Presumably we could benchmark humans against the time horizons (IIRC not everyone used in the benchmarking could successfully complete the task), or at least the benchmarks from which time horizons could be imputed from. I’d at least be doubtful our best guess should be Alice (who cracks 75%) is 3x the SWE of Bob who hits 65%, etc.
That said, given our grasp of the ‘true cardinal scale of intellect’ is murky—or fictitious—even if my vibes are common, it looks reasonable to deny them rather than the facially contradicting data.
Perhaps the underlying moral of the jagged frontier is there isn’t some crisp (at least crisp + practically accessible) measure out there re. ‘general intelligence’ (or even general measures of intelligence when particularly applied: cf. ‘twice as good at chess’), and we should focus on metrics specific to whatever real-world impact we are interested in (maybe for ‘AI generally’, just trend extrapolate from ‘economy generally’?). But if the story of benchmarks over the last while is they are missing whatever intellectual dark matter intervenes between ‘benchmark assessing X’ and ‘actually Xing’, maybe you can’t derive sturdy synthetic y-axis yardsticks from their distorted timber: the transfer function from ‘time horizon’ to ‘irl importance’ is a similar value of ”??” as the original benchmarks were.
Not sure I agree with this, we constructed the benchmark to span a wide range, and the empirical work was mostly to show that the model success rate curve was logistic in human time.
This isn’t always the case. What matters for a benchmark is a range that spans many orders of magnitude, not exactly log distribution, and in that report, we saw that many benchmarks generally spanned narrower ranges than the METR task suite, so there isn’t enough data to prove that increments in model performance. In others, task length was poorly correlated with difficulty for models. But taken together, the fact that models went from 0% to saturating MATH500, then the AIME, and now IMO points to a dramatic increase in capabilities.
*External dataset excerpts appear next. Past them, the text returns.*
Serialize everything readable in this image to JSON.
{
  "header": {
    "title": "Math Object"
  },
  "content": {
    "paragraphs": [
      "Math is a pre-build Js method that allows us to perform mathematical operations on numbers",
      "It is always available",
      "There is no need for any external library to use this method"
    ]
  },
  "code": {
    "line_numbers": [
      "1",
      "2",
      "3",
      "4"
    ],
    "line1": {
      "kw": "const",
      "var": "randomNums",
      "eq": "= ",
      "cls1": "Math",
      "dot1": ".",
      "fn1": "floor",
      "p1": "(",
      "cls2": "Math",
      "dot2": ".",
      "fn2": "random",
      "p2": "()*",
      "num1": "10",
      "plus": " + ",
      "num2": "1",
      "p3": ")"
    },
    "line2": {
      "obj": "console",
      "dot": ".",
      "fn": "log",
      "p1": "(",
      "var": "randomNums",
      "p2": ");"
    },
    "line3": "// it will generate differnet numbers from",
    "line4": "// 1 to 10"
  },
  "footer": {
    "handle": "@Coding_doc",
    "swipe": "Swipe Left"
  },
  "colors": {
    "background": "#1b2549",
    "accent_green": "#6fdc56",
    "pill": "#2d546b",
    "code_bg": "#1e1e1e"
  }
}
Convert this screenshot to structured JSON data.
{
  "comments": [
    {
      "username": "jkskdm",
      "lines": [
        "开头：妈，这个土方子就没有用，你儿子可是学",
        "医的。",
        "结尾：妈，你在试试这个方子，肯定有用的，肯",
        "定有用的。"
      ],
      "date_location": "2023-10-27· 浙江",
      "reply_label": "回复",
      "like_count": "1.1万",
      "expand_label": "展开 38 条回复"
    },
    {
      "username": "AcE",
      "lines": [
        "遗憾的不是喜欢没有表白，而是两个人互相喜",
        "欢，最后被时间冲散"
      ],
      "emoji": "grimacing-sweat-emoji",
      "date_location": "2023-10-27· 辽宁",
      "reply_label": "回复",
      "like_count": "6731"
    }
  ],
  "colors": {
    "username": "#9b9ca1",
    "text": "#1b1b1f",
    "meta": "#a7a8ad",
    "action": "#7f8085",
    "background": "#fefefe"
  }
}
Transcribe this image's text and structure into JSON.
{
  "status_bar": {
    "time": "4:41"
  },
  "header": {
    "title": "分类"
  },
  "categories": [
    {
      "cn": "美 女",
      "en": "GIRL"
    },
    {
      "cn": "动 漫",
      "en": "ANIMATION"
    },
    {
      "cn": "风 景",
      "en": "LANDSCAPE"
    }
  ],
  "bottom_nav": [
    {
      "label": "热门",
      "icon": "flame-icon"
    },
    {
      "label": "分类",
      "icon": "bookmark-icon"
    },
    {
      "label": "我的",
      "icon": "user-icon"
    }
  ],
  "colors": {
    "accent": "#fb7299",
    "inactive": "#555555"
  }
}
I also think our everyday experience points to something like an exponential relationship between an intuitive “task complexity rating” and human time. It’s natural to think of a level n+1 task as being decomposable into several level n tasks (eg get groceries = drive to the store, shop, drive back from the store) which naturally gives you exponential.
Some of this is probably the benchmark being unrepresentative of real tasks, but it’s not clear why an agent with 2x the time horizon should feel 2x better. When using an assistant with double the time horizon on real tasks, you need to intervene half as much, but each intervention takes you longer, since it’s written about double the code, fails in more complicated ways, and you have less understanding of what it’s doing. Combined with Amdahl’s law effects, I wouldn’t be surprised if doubling the time horizon only causes a speedup of 1.2x or so on average on tasks much longer than the agent’s time horizon, which are still most of them.